"Здравствуйте, мама! Не знаю, имею ли я право называть вас так, но очень хочется произнести это слово и знать, что обращено оно к человеку, который поймет его. Вы, быть может, удивитесь этому письму, я ведь совсем незнакомый вам человек. Но, наверно, уже не одно такое письмо вы получили от незнакомых детей. Расскажу немного о себе.

В октябре 1944 года не стало моей мамы. Она умерла от порока сердца, и я росла сиротой. Возможно, трудное детство повлияло на мое развитие, я не люблю петь, не часто смеюсь, увлекаюсь точными науками, чтением.

Я уже взрослый человек, закончила педагогический институт, работаю, но все же, когда остаюсь одна, мне так хочется сказать кому-то священное слово "мама", что об этом невозможно писать. Хочется обратиться с этим словом к человеку, действительно любящему детей. И вот я, переборов застенчивость, говорю вам это единственное слово. Ваша Геня. С.Новополь Житомирской области".

"Я уже немолодой человек, но, когда я прочел о вас, во мне впервые в жизни закипели сыновние чувства. Мои близкие на самом деле очень далеки от меня, так как любят больше всего себя, и так было всю жизнь. Вы не представляете, какое это счастье узнать, что есть такие люди, как вы, помечтать о том, каким бы я мог стать человеком, если б 35 лет назад у меня была такая мать. Она рада тогда была избавиться от меня, двухлетнего, и люди долго попрекали меня куском хлеба. А сейчас за много-много верст я почувствовал тепло вашего сердца, хотя вы и не знаете об этом. Пусть это тепло греет всех ваших детей. А их много. По-сыновьи, как волшебный сон детства, целую вас. Пантелеймон В. Москва".

Или еще:

"Ваш сын был у меня на фронте комбатом. Я об этом сразу догадался, когда прочитал, что Виталий Жованик из Бахмача. Настоящим письмом я приглашаю вас к себе в гости. Лучше всего приехать летом, тогда у нас в Анапе очень хорошо. Люди отсюда уезжают поздоровевшими, море ведь очень полезно для здоровья. Н.Шевченко. Анапа".

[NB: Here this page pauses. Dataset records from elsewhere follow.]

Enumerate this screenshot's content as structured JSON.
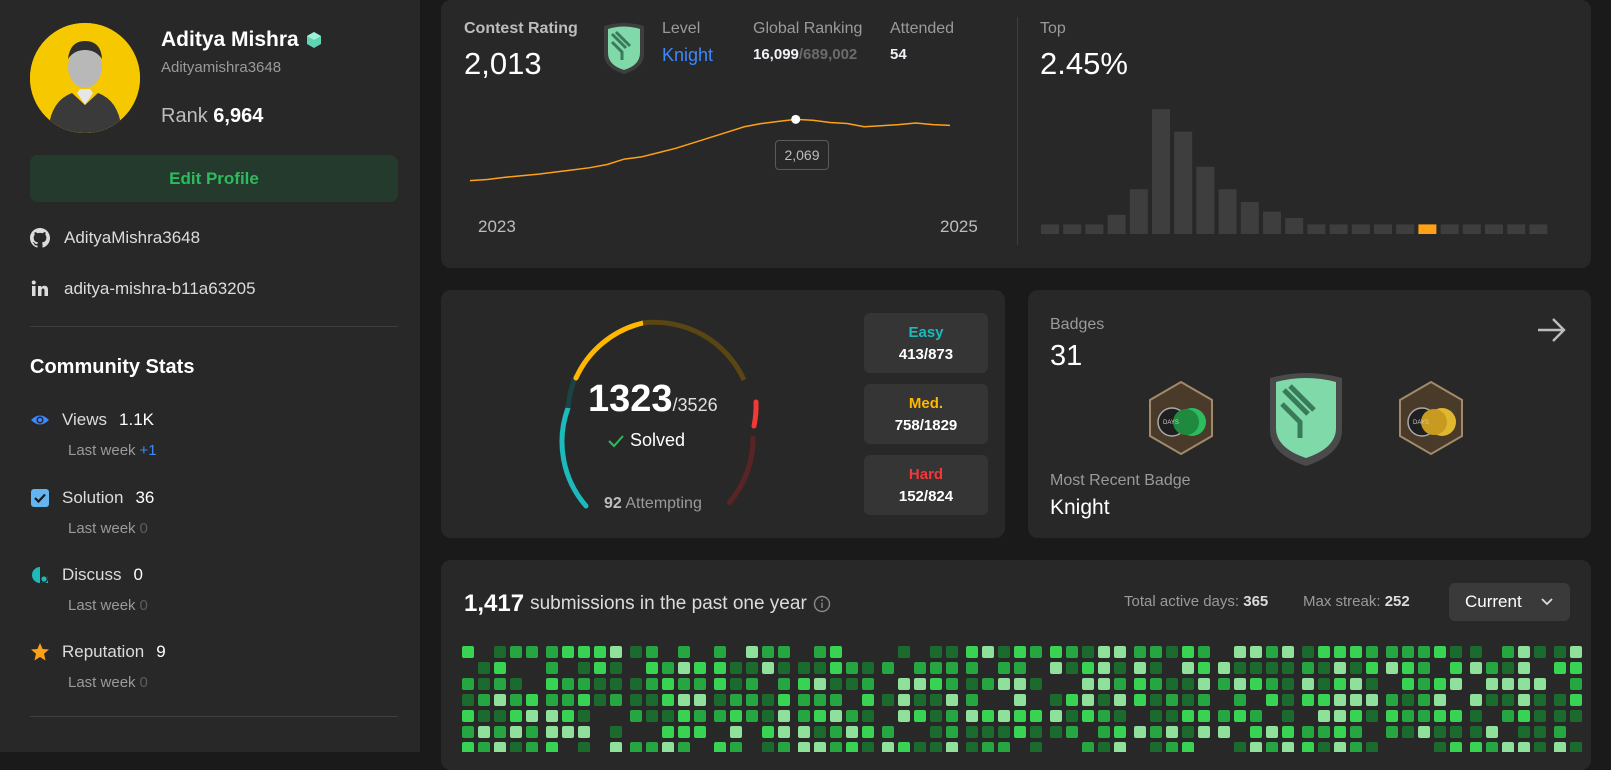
{
  "profile": {
    "name": "Aditya Mishra",
    "username": "Adityamishra3648",
    "rank_label": "Rank",
    "rank_value": "6,964",
    "edit_label": "Edit Profile",
    "github": "AdityaMishra3648",
    "linkedin": "aditya-mishra-b11a63205"
  },
  "community": {
    "title": "Community Stats",
    "stats": [
      {
        "label": "Views",
        "value": "1.1K",
        "last_week_label": "Last week",
        "delta": "+1"
      },
      {
        "label": "Solution",
        "value": "36",
        "last_week_label": "Last week",
        "delta": "0"
      },
      {
        "label": "Discuss",
        "value": "0",
        "last_week_label": "Last week",
        "delta": "0"
      },
      {
        "label": "Reputation",
        "value": "9",
        "last_week_label": "Last week",
        "delta": "0"
      }
    ]
  },
  "contest": {
    "rating_label": "Contest Rating",
    "rating": "2,013",
    "level_label": "Level",
    "level": "Knight",
    "ranking_label": "Global Ranking",
    "ranking": "16,099",
    "ranking_total": "/689,002",
    "attended_label": "Attended",
    "attended": "54",
    "tooltip": "2,069",
    "year_start": "2023",
    "year_end": "2025",
    "top_label": "Top",
    "top_value": "2.45%"
  },
  "chart_data": [
    {
      "type": "line",
      "title": "",
      "x": [
        "2023",
        "2025"
      ],
      "series": [
        {
          "values": [
            1500,
            1510,
            1530,
            1545,
            1560,
            1580,
            1600,
            1620,
            1650,
            1700,
            1720,
            1760,
            1800,
            1850,
            1900,
            1950,
            2000,
            2030,
            2050,
            2069,
            2060,
            2040,
            2030,
            2000,
            2010,
            2020,
            2035,
            2020,
            2013
          ]
        }
      ]
    },
    {
      "type": "bar",
      "title": "",
      "values": [
        3,
        3,
        3,
        6,
        14,
        39,
        32,
        21,
        14,
        10,
        7,
        5,
        3,
        3,
        3,
        3,
        3,
        3,
        3,
        3,
        3,
        3,
        3
      ],
      "highlight_index": 17,
      "colors": {
        "bar": "#3e3e3e",
        "highlight": "#ffa116"
      }
    }
  ],
  "solved": {
    "count": "1323",
    "total": "/3526",
    "label": "Solved",
    "attempting_count": "92",
    "attempting_label": "Attempting",
    "easy_label": "Easy",
    "easy": "413/873",
    "med_label": "Med.",
    "med": "758/1829",
    "hard_label": "Hard",
    "hard": "152/824"
  },
  "badges": {
    "label": "Badges",
    "count": "31",
    "recent_label": "Most Recent Badge",
    "recent": "Knight",
    "badge_labels": [
      "DAYS",
      "DAYS"
    ]
  },
  "submissions": {
    "count": "1,417",
    "text": "submissions in the past one year",
    "active_label": "Total active days:",
    "active": "365",
    "streak_label": "Max streak:",
    "streak": "252",
    "select": "Current"
  },
  "colors": {
    "orange": "#ffa116",
    "green": "#2cbb5d",
    "easy": "#1cbaba",
    "med": "#ffb700",
    "hard": "#f63737",
    "link": "#3b88ff"
  }
}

"Мы еще малы, но уже все понимаем. Мы живем у Белого моря, которого вы не видели, так как оно от вас далеко. Мы всем нашим 5-м классом приглашаем вас к нам в гости. У нас здесь прекрасная природа, красивая речка, много зелени и ягод, хоть завались. Ученики школы N_63. Архангельская область, Соломбальский район".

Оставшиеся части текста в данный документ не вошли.